At today’s Justice and Home Affairs Council meeting, ministers from EU member states agreed on a negotiating position for the Council on new rules on returns or deportations at EU level, which the European Commission proposed in March 2025.

Amnesty International said at the time that this proposal marked a “new low” for Europe’s treatment of migrants, and joined over 250 organizations in calling for its rejection in September.

Ministers now propose making detention the default for people issued deportation decisions and for up to two and a half years. The proposal would also expand obligations, surveillance and sanctions on people subject to deportation, including unreasonable requirements with which many will be unable to comply, if they lack identity documents or a fixed residence, for example. New measures would allow authorities to raid the person’s home or “other relevant premises” and to seize their belongings, paving the way for vast surveillance, discriminatory policing and racial profiling practices.

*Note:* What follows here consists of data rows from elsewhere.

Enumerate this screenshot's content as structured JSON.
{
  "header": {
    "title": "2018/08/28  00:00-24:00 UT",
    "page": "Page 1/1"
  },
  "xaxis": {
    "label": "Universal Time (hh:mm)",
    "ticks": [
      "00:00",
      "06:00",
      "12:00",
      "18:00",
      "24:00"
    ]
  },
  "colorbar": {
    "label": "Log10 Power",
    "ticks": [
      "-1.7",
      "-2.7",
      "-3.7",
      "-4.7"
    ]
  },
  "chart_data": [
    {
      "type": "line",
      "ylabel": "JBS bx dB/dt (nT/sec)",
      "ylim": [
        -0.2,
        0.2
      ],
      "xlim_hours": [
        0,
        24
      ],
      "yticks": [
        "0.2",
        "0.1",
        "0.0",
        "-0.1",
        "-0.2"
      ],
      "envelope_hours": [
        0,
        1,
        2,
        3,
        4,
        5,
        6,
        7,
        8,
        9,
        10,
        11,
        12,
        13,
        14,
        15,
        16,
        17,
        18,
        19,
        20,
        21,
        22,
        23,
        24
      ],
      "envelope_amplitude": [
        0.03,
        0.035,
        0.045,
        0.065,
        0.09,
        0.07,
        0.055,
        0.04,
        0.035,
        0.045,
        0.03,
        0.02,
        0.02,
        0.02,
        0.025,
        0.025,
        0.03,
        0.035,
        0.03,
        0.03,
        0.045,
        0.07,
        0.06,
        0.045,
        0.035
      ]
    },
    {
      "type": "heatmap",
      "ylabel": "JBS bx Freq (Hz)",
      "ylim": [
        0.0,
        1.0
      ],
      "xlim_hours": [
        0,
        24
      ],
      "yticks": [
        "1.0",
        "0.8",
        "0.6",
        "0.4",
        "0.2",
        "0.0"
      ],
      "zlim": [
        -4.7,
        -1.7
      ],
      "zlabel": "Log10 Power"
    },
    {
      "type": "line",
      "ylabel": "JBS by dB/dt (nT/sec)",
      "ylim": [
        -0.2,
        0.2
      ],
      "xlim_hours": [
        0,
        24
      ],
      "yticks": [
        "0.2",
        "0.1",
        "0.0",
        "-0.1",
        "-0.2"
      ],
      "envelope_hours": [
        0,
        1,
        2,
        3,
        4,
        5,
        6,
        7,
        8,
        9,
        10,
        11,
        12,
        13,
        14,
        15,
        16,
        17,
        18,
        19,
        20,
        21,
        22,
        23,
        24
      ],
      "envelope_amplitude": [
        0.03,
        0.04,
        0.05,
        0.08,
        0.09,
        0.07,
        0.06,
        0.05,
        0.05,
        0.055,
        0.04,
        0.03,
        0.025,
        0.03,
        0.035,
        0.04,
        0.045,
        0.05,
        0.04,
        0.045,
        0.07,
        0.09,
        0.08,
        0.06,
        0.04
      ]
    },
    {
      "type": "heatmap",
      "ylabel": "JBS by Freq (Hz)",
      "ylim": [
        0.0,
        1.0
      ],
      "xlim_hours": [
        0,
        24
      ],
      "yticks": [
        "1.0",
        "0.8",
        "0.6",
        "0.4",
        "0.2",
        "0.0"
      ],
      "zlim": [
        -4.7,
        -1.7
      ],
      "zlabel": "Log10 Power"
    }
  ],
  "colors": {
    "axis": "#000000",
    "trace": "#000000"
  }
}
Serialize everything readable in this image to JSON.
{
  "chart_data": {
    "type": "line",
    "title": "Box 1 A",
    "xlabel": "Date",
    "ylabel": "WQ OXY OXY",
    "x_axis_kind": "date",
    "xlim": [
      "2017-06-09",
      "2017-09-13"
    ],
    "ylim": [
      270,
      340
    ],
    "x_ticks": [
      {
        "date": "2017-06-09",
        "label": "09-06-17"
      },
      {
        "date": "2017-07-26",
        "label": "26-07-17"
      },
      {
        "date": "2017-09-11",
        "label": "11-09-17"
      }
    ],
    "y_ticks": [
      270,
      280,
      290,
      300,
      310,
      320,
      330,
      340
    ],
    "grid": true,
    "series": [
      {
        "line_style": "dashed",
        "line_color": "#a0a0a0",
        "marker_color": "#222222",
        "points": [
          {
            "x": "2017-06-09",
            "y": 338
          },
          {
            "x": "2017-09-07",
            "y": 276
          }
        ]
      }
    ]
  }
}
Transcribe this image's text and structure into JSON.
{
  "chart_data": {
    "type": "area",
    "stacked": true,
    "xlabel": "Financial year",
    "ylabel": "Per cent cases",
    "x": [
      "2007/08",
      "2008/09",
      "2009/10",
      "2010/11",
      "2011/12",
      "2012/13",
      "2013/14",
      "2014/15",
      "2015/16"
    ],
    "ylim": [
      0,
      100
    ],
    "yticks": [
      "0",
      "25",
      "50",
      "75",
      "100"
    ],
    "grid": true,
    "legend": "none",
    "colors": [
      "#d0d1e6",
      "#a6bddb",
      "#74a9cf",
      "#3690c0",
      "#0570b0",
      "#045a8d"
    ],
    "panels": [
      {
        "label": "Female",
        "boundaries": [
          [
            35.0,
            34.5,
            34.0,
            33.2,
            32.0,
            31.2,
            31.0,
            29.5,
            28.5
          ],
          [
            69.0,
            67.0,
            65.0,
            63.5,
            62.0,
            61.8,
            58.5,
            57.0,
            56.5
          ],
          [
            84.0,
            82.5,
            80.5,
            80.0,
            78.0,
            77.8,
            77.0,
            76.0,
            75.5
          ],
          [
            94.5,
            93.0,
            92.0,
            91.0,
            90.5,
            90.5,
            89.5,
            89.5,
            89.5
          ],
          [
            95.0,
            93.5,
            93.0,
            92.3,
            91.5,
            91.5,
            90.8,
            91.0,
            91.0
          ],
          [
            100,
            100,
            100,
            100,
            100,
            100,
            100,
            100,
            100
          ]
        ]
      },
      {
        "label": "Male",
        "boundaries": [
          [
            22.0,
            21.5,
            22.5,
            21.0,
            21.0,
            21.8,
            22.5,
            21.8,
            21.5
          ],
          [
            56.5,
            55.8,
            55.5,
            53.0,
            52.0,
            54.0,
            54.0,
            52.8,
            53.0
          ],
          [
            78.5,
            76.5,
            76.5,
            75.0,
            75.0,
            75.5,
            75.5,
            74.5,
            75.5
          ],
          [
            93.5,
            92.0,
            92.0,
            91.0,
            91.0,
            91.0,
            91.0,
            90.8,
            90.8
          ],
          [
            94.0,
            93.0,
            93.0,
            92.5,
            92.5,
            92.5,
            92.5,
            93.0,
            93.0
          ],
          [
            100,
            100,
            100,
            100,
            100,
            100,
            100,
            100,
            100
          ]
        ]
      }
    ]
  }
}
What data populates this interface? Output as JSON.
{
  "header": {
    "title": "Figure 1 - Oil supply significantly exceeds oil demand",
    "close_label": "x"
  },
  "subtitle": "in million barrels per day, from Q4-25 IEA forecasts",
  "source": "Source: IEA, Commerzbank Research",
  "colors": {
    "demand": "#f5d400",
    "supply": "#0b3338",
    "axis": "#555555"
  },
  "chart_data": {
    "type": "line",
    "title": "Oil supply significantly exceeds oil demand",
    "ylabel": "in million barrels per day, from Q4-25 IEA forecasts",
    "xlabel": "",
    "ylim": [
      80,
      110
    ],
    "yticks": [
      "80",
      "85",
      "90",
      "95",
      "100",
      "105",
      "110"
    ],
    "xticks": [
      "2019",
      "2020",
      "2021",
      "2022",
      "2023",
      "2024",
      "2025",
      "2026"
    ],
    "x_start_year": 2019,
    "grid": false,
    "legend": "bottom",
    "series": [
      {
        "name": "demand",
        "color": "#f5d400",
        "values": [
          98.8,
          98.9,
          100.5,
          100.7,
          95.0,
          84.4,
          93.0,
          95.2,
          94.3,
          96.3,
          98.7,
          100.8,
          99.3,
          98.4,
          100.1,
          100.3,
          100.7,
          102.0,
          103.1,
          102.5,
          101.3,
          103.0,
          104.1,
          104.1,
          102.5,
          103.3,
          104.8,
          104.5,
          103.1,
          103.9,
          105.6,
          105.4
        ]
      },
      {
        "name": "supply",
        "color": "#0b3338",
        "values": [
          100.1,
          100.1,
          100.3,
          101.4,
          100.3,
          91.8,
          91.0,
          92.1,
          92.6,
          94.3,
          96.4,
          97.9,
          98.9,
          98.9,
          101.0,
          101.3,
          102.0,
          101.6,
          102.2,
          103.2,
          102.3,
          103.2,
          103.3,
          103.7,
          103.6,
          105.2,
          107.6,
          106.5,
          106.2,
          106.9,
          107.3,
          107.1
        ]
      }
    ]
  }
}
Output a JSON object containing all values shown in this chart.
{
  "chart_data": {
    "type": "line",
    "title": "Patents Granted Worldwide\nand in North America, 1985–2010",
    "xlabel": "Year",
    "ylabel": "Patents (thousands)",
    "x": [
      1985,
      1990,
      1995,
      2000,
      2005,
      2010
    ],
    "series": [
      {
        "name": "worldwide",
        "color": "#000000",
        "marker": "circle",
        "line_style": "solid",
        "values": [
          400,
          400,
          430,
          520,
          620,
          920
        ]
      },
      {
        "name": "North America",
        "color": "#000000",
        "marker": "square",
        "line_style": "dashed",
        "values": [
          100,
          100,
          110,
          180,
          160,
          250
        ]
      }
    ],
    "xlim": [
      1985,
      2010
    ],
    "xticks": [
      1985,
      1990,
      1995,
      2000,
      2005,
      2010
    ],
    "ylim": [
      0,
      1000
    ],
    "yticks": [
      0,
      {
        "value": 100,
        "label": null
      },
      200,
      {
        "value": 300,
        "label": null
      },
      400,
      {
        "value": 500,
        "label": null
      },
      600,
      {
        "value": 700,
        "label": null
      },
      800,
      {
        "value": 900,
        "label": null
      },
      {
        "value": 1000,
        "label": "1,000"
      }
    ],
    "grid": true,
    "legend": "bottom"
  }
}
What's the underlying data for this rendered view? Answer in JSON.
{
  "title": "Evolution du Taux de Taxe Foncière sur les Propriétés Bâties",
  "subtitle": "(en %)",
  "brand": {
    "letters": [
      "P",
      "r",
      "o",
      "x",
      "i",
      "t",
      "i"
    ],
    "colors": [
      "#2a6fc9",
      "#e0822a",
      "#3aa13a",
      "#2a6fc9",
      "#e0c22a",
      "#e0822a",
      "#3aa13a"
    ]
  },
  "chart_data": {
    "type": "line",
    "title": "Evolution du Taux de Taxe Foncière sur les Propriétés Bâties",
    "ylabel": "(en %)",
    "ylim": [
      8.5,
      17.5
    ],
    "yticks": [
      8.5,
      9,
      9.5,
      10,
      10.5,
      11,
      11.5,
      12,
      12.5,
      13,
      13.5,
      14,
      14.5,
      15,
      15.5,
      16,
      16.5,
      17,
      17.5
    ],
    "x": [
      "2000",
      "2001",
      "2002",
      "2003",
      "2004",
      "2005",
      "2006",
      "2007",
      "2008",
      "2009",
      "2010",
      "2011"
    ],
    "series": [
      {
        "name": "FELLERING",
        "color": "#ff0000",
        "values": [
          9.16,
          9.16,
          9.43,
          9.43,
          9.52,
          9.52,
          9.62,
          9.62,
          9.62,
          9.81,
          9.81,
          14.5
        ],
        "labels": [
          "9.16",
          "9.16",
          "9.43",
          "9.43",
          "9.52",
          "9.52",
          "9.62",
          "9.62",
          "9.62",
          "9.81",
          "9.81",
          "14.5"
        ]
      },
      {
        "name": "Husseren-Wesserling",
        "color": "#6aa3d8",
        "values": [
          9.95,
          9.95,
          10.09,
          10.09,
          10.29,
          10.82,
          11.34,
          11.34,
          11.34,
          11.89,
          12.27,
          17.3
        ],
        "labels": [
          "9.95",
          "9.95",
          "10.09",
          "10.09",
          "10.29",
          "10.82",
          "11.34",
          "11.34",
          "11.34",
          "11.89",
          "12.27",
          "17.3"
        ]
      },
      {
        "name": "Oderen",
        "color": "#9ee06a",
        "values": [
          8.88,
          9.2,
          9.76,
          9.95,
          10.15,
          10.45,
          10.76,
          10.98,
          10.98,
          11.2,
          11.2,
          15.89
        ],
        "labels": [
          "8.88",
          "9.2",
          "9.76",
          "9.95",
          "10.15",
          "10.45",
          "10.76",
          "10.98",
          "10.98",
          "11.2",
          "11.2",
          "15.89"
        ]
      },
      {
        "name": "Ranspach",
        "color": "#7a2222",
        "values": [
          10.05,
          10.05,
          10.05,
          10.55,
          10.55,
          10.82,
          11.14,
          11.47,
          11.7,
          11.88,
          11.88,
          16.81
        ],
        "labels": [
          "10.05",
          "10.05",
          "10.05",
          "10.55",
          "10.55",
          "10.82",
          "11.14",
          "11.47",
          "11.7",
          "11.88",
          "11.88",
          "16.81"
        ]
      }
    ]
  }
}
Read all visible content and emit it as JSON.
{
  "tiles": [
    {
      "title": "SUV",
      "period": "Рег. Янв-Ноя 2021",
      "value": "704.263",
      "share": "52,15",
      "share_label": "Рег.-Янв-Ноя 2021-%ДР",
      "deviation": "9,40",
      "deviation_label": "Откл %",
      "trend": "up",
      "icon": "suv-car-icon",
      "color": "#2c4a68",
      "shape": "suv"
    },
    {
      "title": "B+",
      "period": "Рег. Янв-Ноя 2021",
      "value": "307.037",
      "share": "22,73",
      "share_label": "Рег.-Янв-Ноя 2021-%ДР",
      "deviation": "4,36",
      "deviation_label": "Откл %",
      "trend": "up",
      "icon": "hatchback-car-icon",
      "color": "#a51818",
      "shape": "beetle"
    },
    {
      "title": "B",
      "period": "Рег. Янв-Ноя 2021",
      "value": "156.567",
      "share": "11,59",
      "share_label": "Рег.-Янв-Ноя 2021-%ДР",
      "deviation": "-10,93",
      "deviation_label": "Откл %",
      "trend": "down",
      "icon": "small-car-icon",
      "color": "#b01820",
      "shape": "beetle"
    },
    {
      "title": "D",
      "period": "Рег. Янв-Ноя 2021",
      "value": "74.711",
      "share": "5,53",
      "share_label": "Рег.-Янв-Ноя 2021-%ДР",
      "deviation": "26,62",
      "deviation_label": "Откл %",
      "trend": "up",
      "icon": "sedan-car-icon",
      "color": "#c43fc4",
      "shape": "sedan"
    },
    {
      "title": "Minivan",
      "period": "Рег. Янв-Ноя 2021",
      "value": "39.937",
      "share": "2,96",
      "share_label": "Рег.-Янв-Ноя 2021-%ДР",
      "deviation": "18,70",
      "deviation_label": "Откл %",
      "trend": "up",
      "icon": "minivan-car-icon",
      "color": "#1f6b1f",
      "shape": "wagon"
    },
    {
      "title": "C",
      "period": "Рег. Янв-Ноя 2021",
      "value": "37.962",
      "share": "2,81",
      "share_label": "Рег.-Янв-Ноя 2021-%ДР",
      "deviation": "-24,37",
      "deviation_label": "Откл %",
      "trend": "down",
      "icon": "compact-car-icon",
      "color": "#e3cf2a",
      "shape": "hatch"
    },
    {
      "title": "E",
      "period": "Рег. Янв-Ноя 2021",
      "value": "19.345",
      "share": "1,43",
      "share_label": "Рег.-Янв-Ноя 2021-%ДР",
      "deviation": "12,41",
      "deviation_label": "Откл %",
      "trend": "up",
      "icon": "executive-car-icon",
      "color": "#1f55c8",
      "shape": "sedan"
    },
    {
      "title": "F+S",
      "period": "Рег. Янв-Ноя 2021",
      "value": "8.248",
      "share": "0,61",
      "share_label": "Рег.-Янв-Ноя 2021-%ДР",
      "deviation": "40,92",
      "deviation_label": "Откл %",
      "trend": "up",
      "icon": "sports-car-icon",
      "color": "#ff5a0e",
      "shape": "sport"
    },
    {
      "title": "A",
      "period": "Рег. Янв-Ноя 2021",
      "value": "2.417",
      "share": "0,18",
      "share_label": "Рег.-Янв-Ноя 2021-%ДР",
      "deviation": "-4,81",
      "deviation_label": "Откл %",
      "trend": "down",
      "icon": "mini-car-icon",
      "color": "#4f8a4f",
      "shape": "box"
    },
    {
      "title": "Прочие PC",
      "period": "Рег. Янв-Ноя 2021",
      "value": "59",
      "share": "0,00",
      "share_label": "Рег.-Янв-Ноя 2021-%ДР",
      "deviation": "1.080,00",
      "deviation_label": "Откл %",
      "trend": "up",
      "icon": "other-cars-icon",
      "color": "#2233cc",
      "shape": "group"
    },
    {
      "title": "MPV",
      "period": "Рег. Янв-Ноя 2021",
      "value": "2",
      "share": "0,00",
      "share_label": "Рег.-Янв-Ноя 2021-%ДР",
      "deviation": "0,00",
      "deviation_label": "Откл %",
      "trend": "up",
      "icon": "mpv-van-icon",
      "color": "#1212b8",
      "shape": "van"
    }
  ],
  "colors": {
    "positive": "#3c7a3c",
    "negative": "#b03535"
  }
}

It would allow for indefinite detention of people posing a so-called threat to “public policy” or “public security” circumventing criminal justice – as well as limiting challenges to deportation orders, and independent monitoring of respect for human rights in deportation procedures. Meanwhile, states insist on leaving the door open for further sanctions, obligations, and grounds for detention in national law.

The European Parliament is also negotiating its position on the proposal, paving the way for interinstitutional negotiations in the coming months.

Home affairs ministers also reached agreement on two proposals under negotiation relating to the ‘safe third country’ concept in EU asylum law and to an EU list of ‘safe countries of origin’. Amnesty International has warned that these three proposals would seriously undermine territorial asylum in Europe as well as human dignity.